A buy-to-let investment involves renting out a property to tenants. When done successfully, the tenants’ rent helps cover mortgage payments and repair costs while also making you a small return on top each month.
Flipping property meanwhile involves buying property at a low price and selling it soon after for a higher price. Successfully flipping a property typically involves repairing or renovating a property, increasing the value as much as possible while spending as little as possible on repairs/renovation costs.
This post explains why you may want to consider each investment strategy, and which one you should ultimately choose.
Renting out property as a landlord can be a great long-term investment. It can also serve as a passive continuous income - you’ll be having money coming in each month from your property. Many retired people use this income to top up their pension. You typically cannot live off this income alone, unless you’re renting out lots of properties.
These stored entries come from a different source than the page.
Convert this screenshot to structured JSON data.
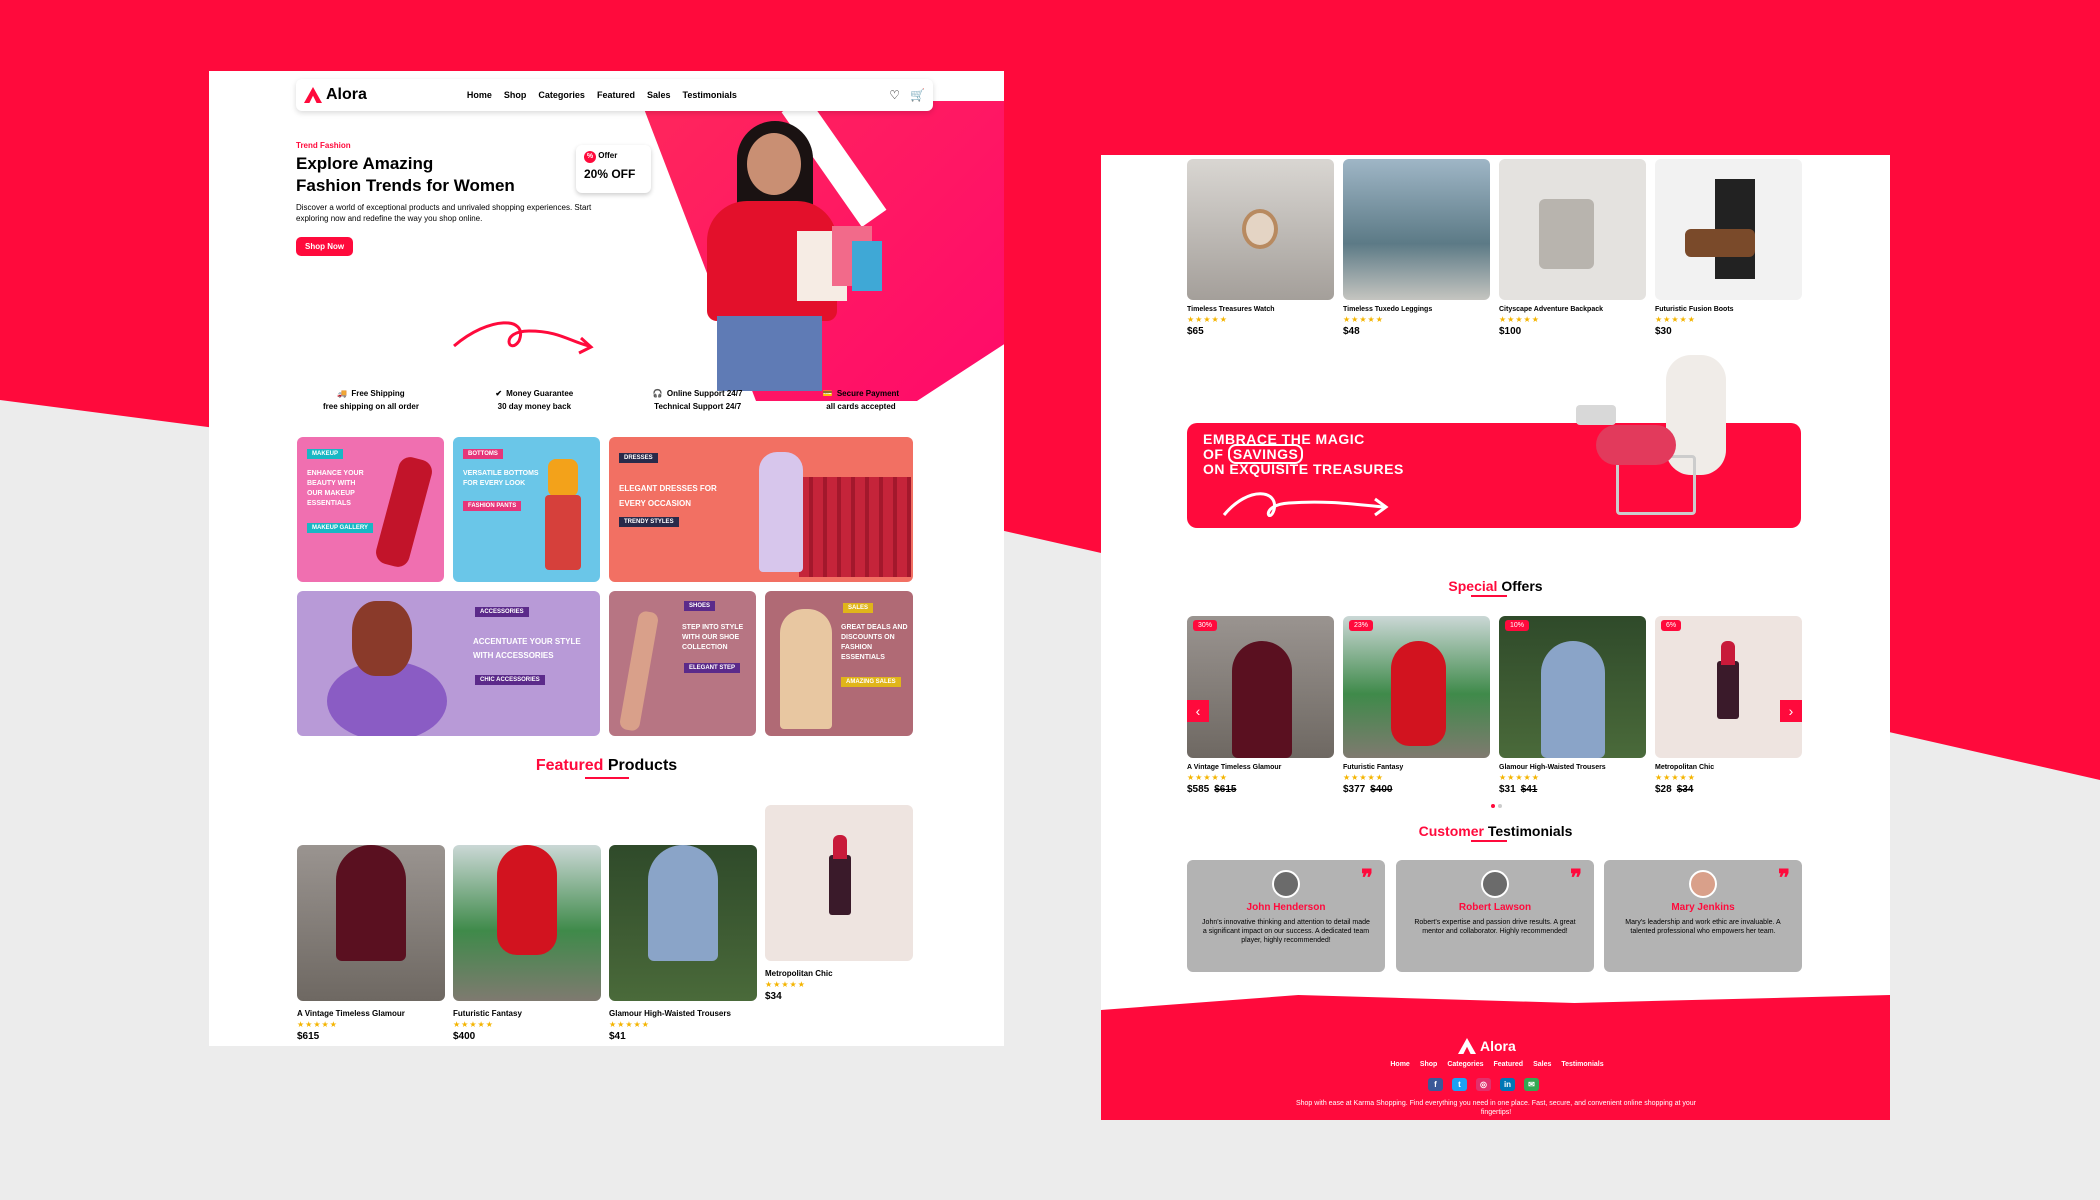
{
  "brand": "Alora",
  "colors": {
    "accent": "#ff0a3c"
  },
  "nav": {
    "items": [
      "Home",
      "Shop",
      "Categories",
      "Featured",
      "Sales",
      "Testimonials"
    ],
    "icons": [
      "heart-icon",
      "cart-icon"
    ]
  },
  "hero": {
    "tag": "Trend Fashion",
    "title_line1": "Explore Amazing",
    "title_line2": "Fashion Trends for Women",
    "desc": "Discover a world of exceptional products and unrivaled shopping experiences. Start exploring now and redefine the way you shop online.",
    "cta": "Shop Now",
    "offer_label": "Offer",
    "offer_value": "20% OFF"
  },
  "features": [
    {
      "title": "Free Shipping",
      "sub": "free shipping on all order"
    },
    {
      "title": "Money Guarantee",
      "sub": "30 day money back"
    },
    {
      "title": "Online Support 24/7",
      "sub": "Technical Support 24/7"
    },
    {
      "title": "Secure Payment",
      "sub": "all cards accepted"
    }
  ],
  "categories": {
    "makeup": {
      "tag": "MAKEUP",
      "text": "ENHANCE YOUR BEAUTY WITH OUR MAKEUP ESSENTIALS",
      "cta": "MAKEUP GALLERY"
    },
    "bottoms": {
      "tag": "BOTTOMS",
      "text": "VERSATILE BOTTOMS FOR EVERY LOOK",
      "cta": "FASHION PANTS"
    },
    "dresses": {
      "tag": "DRESSES",
      "text": "ELEGANT DRESSES FOR EVERY OCCASION",
      "cta": "TRENDY STYLES"
    },
    "accessories": {
      "tag": "ACCESSORIES",
      "text": "ACCENTUATE YOUR STYLE WITH ACCESSORIES",
      "cta": "CHIC ACCESSORIES"
    },
    "shoes": {
      "tag": "SHOES",
      "text": "STEP INTO STYLE WITH OUR SHOE COLLECTION",
      "cta": "ELEGANT STEP"
    },
    "sales": {
      "tag": "SALES",
      "text": "GREAT DEALS AND DISCOUNTS ON FASHION ESSENTIALS",
      "cta": "AMAZING SALES"
    }
  },
  "featured": {
    "title_a": "Featured",
    "title_b": " Products",
    "products": [
      {
        "name": "A Vintage Timeless Glamour",
        "stars": "★★★★★",
        "price": "$615"
      },
      {
        "name": "Futuristic Fantasy",
        "stars": "★★★★★",
        "price": "$400"
      },
      {
        "name": "Glamour High-Waisted Trousers",
        "stars": "★★★★★",
        "price": "$41"
      },
      {
        "name": "Metropolitan Chic",
        "stars": "★★★★★",
        "price": "$34"
      }
    ]
  },
  "top_products": [
    {
      "name": "Timeless Treasures Watch",
      "stars": "★★★★★",
      "price": "$65"
    },
    {
      "name": "Timeless Tuxedo Leggings",
      "stars": "★★★★★",
      "price": "$48"
    },
    {
      "name": "Cityscape Adventure Backpack",
      "stars": "★★★★★",
      "price": "$100"
    },
    {
      "name": "Futuristic Fusion Boots",
      "stars": "★★★★★",
      "price": "$30"
    }
  ],
  "banner": {
    "line1": "EMBRACE THE MAGIC",
    "line2a": "OF ",
    "line2b": "SAVINGS",
    "line3": "ON EXQUISITE TREASURES"
  },
  "special": {
    "title_a": "Special",
    "title_b": " Offers",
    "items": [
      {
        "discount": "30%",
        "name": "A Vintage Timeless Glamour",
        "stars": "★★★★★",
        "price": "$585",
        "old": "$615"
      },
      {
        "discount": "23%",
        "name": "Futuristic Fantasy",
        "stars": "★★★★★",
        "price": "$377",
        "old": "$400"
      },
      {
        "discount": "10%",
        "name": "Glamour High-Waisted Trousers",
        "stars": "★★★★★",
        "price": "$31",
        "old": "$41"
      },
      {
        "discount": "6%",
        "name": "Metropolitan Chic",
        "stars": "★★★★★",
        "price": "$28",
        "old": "$34"
      }
    ]
  },
  "testimonials": {
    "title_a": "Customer",
    "title_b": " Testimonials",
    "items": [
      {
        "name": "John Henderson",
        "text": "John's innovative thinking and attention to detail made a significant impact on our success. A dedicated team player, highly recommended!"
      },
      {
        "name": "Robert Lawson",
        "text": "Robert's expertise and passion drive results. A great mentor and collaborator. Highly recommended!"
      },
      {
        "name": "Mary Jenkins",
        "text": "Mary's leadership and work ethic are invaluable. A talented professional who empowers her team."
      }
    ]
  },
  "footer": {
    "brand": "Alora",
    "links": [
      "Home",
      "Shop",
      "Categories",
      "Featured",
      "Sales",
      "Testimonials"
    ],
    "social": [
      "facebook-icon",
      "twitter-icon",
      "instagram-icon",
      "linkedin-icon",
      "mail-icon"
    ],
    "note": "Shop with ease at Karma Shopping. Find everything you need in one place. Fast, secure, and convenient online shopping at your fingertips!"
  }
}
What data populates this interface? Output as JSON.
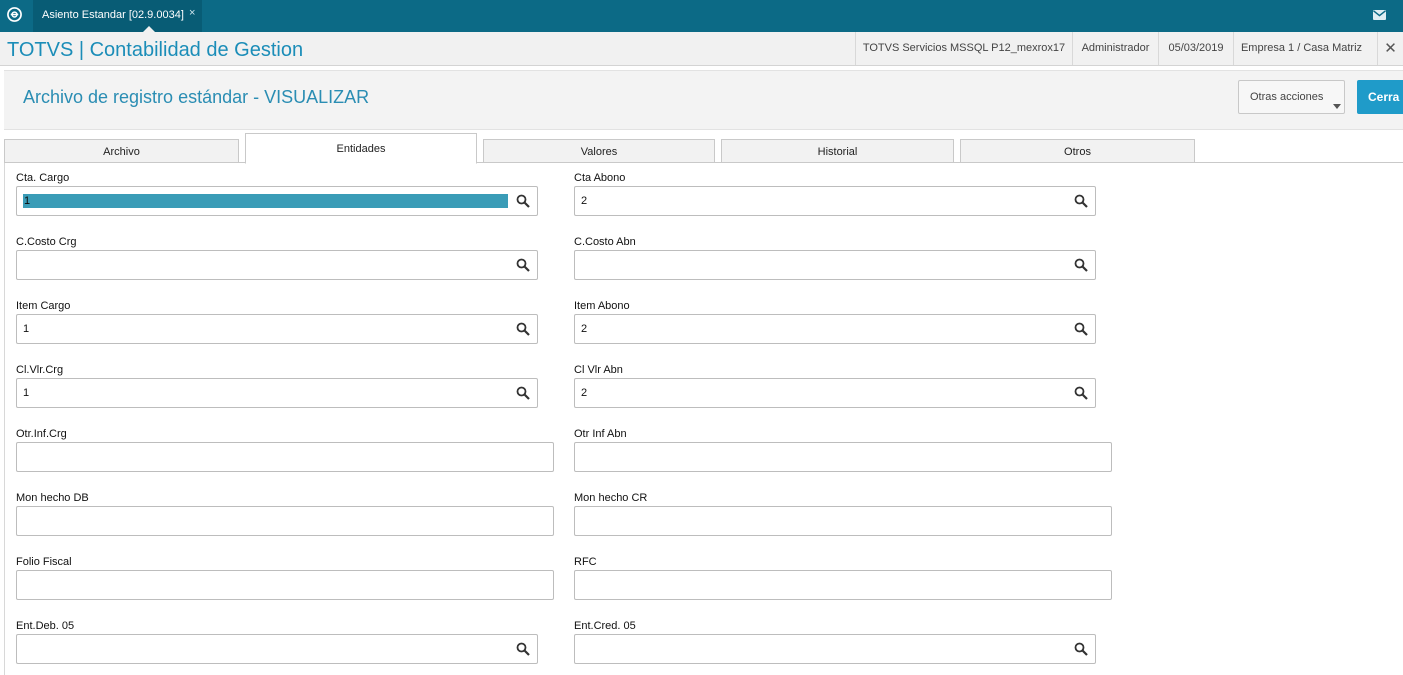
{
  "topbar": {
    "tab_label": "Asiento Estandar [02.9.0034]",
    "tab_close": "×",
    "mail_icon": "mail-icon"
  },
  "header": {
    "app_title": "TOTVS | Contabilidad de Gestion",
    "server": "TOTVS Servicios MSSQL P12_mexrox17",
    "user": "Administrador",
    "date": "05/03/2019",
    "company": "Empresa 1 / Casa Matriz",
    "close": "✕"
  },
  "page": {
    "title": "Archivo de registro estándar - VISUALIZAR",
    "other_actions": "Otras acciones",
    "close_button": "Cerra"
  },
  "tabs": [
    {
      "label": "Archivo",
      "active": false
    },
    {
      "label": "Entidades",
      "active": true
    },
    {
      "label": "Valores",
      "active": false
    },
    {
      "label": "Historial",
      "active": false
    },
    {
      "label": "Otros",
      "active": false
    }
  ],
  "form": {
    "cta_cargo": {
      "label": "Cta. Cargo",
      "value": "1"
    },
    "cta_abono": {
      "label": "Cta Abono",
      "value": "2"
    },
    "ccosto_crg": {
      "label": "C.Costo Crg",
      "value": ""
    },
    "ccosto_abn": {
      "label": "C.Costo Abn",
      "value": ""
    },
    "item_cargo": {
      "label": "Item Cargo",
      "value": "1"
    },
    "item_abono": {
      "label": "Item Abono",
      "value": "2"
    },
    "cl_vlr_crg": {
      "label": "Cl.Vlr.Crg",
      "value": "1"
    },
    "cl_vlr_abn": {
      "label": "Cl Vlr Abn",
      "value": "2"
    },
    "otr_inf_crg": {
      "label": "Otr.Inf.Crg",
      "value": ""
    },
    "otr_inf_abn": {
      "label": "Otr Inf Abn",
      "value": ""
    },
    "mon_hecho_db": {
      "label": "Mon hecho DB",
      "value": ""
    },
    "mon_hecho_cr": {
      "label": "Mon hecho CR",
      "value": ""
    },
    "folio_fiscal": {
      "label": "Folio Fiscal",
      "value": ""
    },
    "rfc": {
      "label": "RFC",
      "value": ""
    },
    "ent_deb_05": {
      "label": "Ent.Deb. 05",
      "value": ""
    },
    "ent_cred_05": {
      "label": "Ent.Cred. 05",
      "value": ""
    }
  }
}
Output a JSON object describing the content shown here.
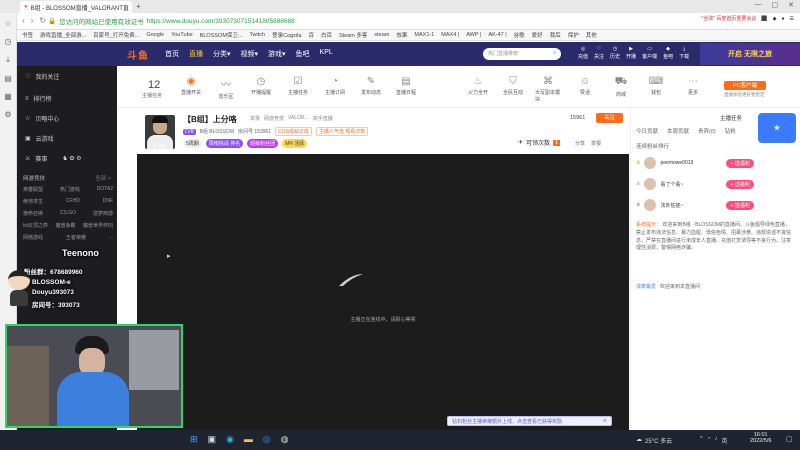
{
  "browser": {
    "tab_title": "B组 - BLOSSOM直播_VALORANT直",
    "url_security": "您访问的网站已使用有效证书",
    "url": "https://www.douyu.com/3930730715141805888688",
    "ext_labels": [
      "\"全球\" 百度首页重要会议",
      "5",
      "7",
      "9"
    ],
    "bookmarks": [
      "书签",
      "游戏直播_全部游...",
      "百家号_打开免费...",
      "Google",
      "YouTube",
      "BLOSSOM保卫...",
      "Twitch",
      "登录Cogxila",
      "百",
      "白百",
      "Steam 多客",
      "steam",
      "效果",
      "MAX1-1",
      "MAX4 |",
      "AWP |",
      "AK-47 |",
      "谷歌",
      "爱好",
      "我后",
      "保护",
      "其他"
    ]
  },
  "top_nav": {
    "logo": "斗鱼",
    "items": [
      {
        "label": "首页",
        "active": false
      },
      {
        "label": "直播",
        "active": true
      },
      {
        "label": "分类▾",
        "active": false
      },
      {
        "label": "视频▾",
        "active": false
      },
      {
        "label": "游戏▾",
        "active": false
      },
      {
        "label": "鱼吧",
        "active": false
      },
      {
        "label": "KPL",
        "active": false
      }
    ],
    "search_placeholder": "热门直播推荐",
    "right_icons": [
      "充值",
      "关注",
      "历史",
      "开播",
      "客户端",
      "鱼吧",
      "下载"
    ],
    "promo": "开启 无限之旅"
  },
  "sidebar": {
    "items": [
      {
        "icon": "heart-icon",
        "label": "我的关注"
      },
      {
        "icon": "list-icon",
        "label": "排行榜"
      },
      {
        "icon": "star-icon",
        "label": "贝略中心"
      },
      {
        "icon": "gift-icon",
        "label": "云游戏"
      },
      {
        "icon": "game-icon",
        "label": "赛事"
      }
    ],
    "section_title": "网游竞技",
    "section_more": "全部 >",
    "grid": [
      [
        "英雄联盟",
        "热门游戏",
        "DOTA2"
      ],
      [
        "绝地求生",
        "CFHD",
        "DNF"
      ],
      [
        "使命召唤",
        "CS:GO",
        "造梦西游"
      ],
      [
        "lol云顶之弈",
        "魔兽争霸",
        "魔兽世界怀旧"
      ],
      [
        "网络游戏",
        "王者荣耀",
        "..."
      ]
    ]
  },
  "categories": [
    {
      "icon": "count-icon",
      "label": "主播任务",
      "badge": "12"
    },
    {
      "icon": "badge-icon",
      "label": "直播开关",
      "badge": "1"
    },
    {
      "icon": "wave-icon",
      "label": "音乐区"
    },
    {
      "icon": "clock-icon",
      "label": "开播提醒"
    },
    {
      "icon": "task-icon",
      "label": "主播任务"
    },
    {
      "icon": "chat-icon",
      "label": "主播订阅"
    },
    {
      "icon": "edit-icon",
      "label": "发布动态"
    },
    {
      "icon": "doc-icon",
      "label": "直播日程"
    },
    {
      "icon": "fire-icon",
      "label": "火力全开"
    },
    {
      "icon": "shield-icon",
      "label": "全民互动"
    },
    {
      "icon": "gift-icon",
      "label": "大写副本模块"
    },
    {
      "icon": "like-icon",
      "label": "赞话"
    },
    {
      "icon": "shop-icon",
      "label": "商城"
    },
    {
      "icon": "ticket-icon",
      "label": "钱包"
    },
    {
      "icon": "more-icon",
      "label": "更多"
    }
  ],
  "pc_client": {
    "label": "PC客户端",
    "sub": "直播体验更好更稳定"
  },
  "streamer": {
    "name_tag": "【B组】上分咯",
    "level": "LV8",
    "room_label": "B组 BLOSSOM",
    "room_id": "房间号 153961",
    "report": "举报",
    "category": "网游竞技",
    "game": "VALOR...",
    "sub_category": "高手直播",
    "tags": [
      "COS成就达成",
      "主播人气值 观看次数"
    ],
    "badges": [
      "5周期",
      "周榜挑战 排名",
      "超级粉丝团",
      "MR 活跃"
    ],
    "follow_count": "15961",
    "follow_label": "关注",
    "share": "分享",
    "report_btn": "举报",
    "watch_count_label": "可领次数",
    "watch_count": "1",
    "caption": "上分咯"
  },
  "video": {
    "status": "主播正在连线中，请耐心等候",
    "hint": "钻石粉丝主播荣耀额外上线，点击查看已获得奖励"
  },
  "chat": {
    "tabs": [
      "今日贡献",
      "本周贡献",
      "贵宾(0)",
      "钻粉"
    ],
    "header": "主播任务",
    "rank_title": "连续粉丝排行",
    "ranks": [
      {
        "name": "peemowe0019",
        "action": "+ 送福利"
      },
      {
        "name": "看了个看~",
        "action": "+ 送福利"
      },
      {
        "name": "法外狂徒~",
        "action": "+ 送福利"
      }
    ],
    "system_label": "系统提示：",
    "system_msg": "欢迎来到B组 - BLOSSOM的直播间。斗鱼倡导绿色直播，禁止发布违法信息、暴力血腥、低俗色情、招募涉黄、违规造谣不良信息。严禁在直播间进行未成年人直播、充值打赏诱导等不良行为。注意理性消费，警惕网络诈骗。",
    "welcome_label": "欢迎来到本直播间",
    "welcome_user": "浅筑最爱"
  },
  "overlay": {
    "name": "Teenono",
    "fan_group": "粉丝群：678689960",
    "tiktok": "BLOSSOM-e",
    "douyu": "Douyu393073",
    "room": "房间号：393073"
  },
  "taskbar": {
    "weather": "25°C 多云",
    "time": "16:01",
    "date": "2022/5/6",
    "lang": "英"
  }
}
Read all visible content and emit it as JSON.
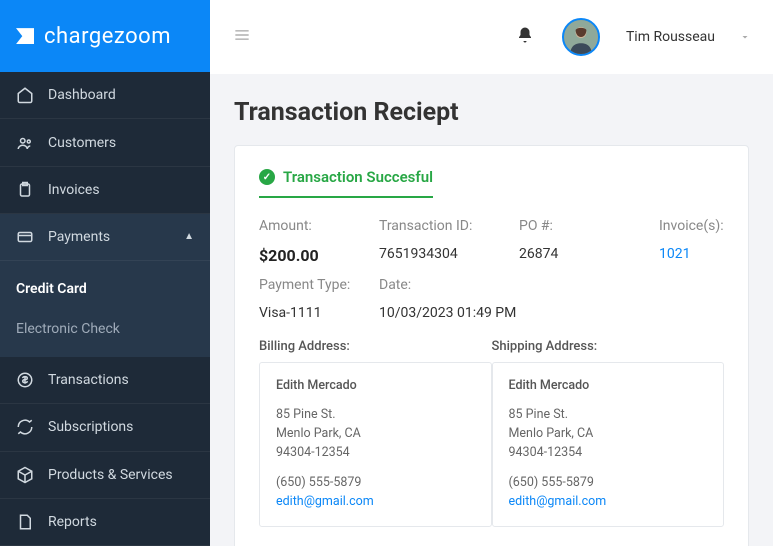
{
  "brand": {
    "name": "chargezoom"
  },
  "user": {
    "name": "Tim Rousseau"
  },
  "sidebar": {
    "items": [
      {
        "label": "Dashboard"
      },
      {
        "label": "Customers"
      },
      {
        "label": "Invoices"
      },
      {
        "label": "Payments"
      },
      {
        "label": "Transactions"
      },
      {
        "label": "Subscriptions"
      },
      {
        "label": "Products & Services"
      },
      {
        "label": "Reports"
      }
    ],
    "payments_sub": [
      {
        "label": "Credit Card"
      },
      {
        "label": "Electronic Check"
      }
    ]
  },
  "page": {
    "title": "Transaction Reciept",
    "status": "Transaction Succesful",
    "fields": {
      "amount_label": "Amount:",
      "amount_value": "$200.00",
      "txid_label": "Transaction ID:",
      "txid_value": "7651934304",
      "po_label": "PO #:",
      "po_value": "26874",
      "inv_label": "Invoice(s):",
      "inv_value": "1021",
      "ptype_label": "Payment Type:",
      "ptype_value": "Visa-1111",
      "date_label": "Date:",
      "date_value": "10/03/2023 01:49 PM"
    },
    "billing": {
      "title": "Billing Address:",
      "name": "Edith Mercado",
      "line1": "85 Pine St.",
      "line2": "Menlo Park, CA",
      "line3": "94304-12354",
      "phone": "(650) 555-5879",
      "email": "edith@gmail.com"
    },
    "shipping": {
      "title": "Shipping Address:",
      "name": "Edith Mercado",
      "line1": "85 Pine St.",
      "line2": "Menlo Park, CA",
      "line3": "94304-12354",
      "phone": "(650) 555-5879",
      "email": "edith@gmail.com"
    }
  }
}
As a landlord, you will need to make sure that the property is constantly filled with tenants and that these tenants are paying rent. It’s also your legal obligation (unless you otherwise state it in a contract) to pay for all repairs as a result of wear and tear. You need to be able to keep on top of these duties for as long as you plan to rent out the property. Hiring a property investment manager can free up these responsibilities, which could be ideal if you’re looking for a stress-free investment. However, you will need to be prepared to pay extra fees for this service.
Flipping property is much more of a short-term investment. While a buy-to-let investment can make you a return of thousands of dollars over a couple decades, you can make a return of thousands of dollars within a few months by flipping a property. Some people are able to flip several properties per year and turn this into a sole income. However, that isn’t possible - property flipping may make you more money faster but it’s riskier and less easy to predict profit.
In most cases, flipping property tends to be a lot more hands-on. It is possible to outsource all the repair and renovation work to contractors, however this will cost you more. The aim of property flipping is to add as much value while spending as little as possible on improvements - being able to do some repair/renovation work yourself will save you money in contractor fees. Take this into consideration before buying a property to flip.
Becoming a landlord is great for those looking to make a steady return over a long period. There can be obstacles along the way such as tenants not paying rent or emergency repairs, however you can generally reduce these problems by screening tenants and buying a property that’s in good condition. Hiring a property manager can also take away a lot of the stress.
Flipping property is generally better for those looking to make a lot more money more quickly. It is typically a riskier and less predictable investment - you should be careful treating it as a sole source of income, instead treating it as a supplementary income. Being DIY savvy and having time to make improvements yourself could help you to increase your potential return.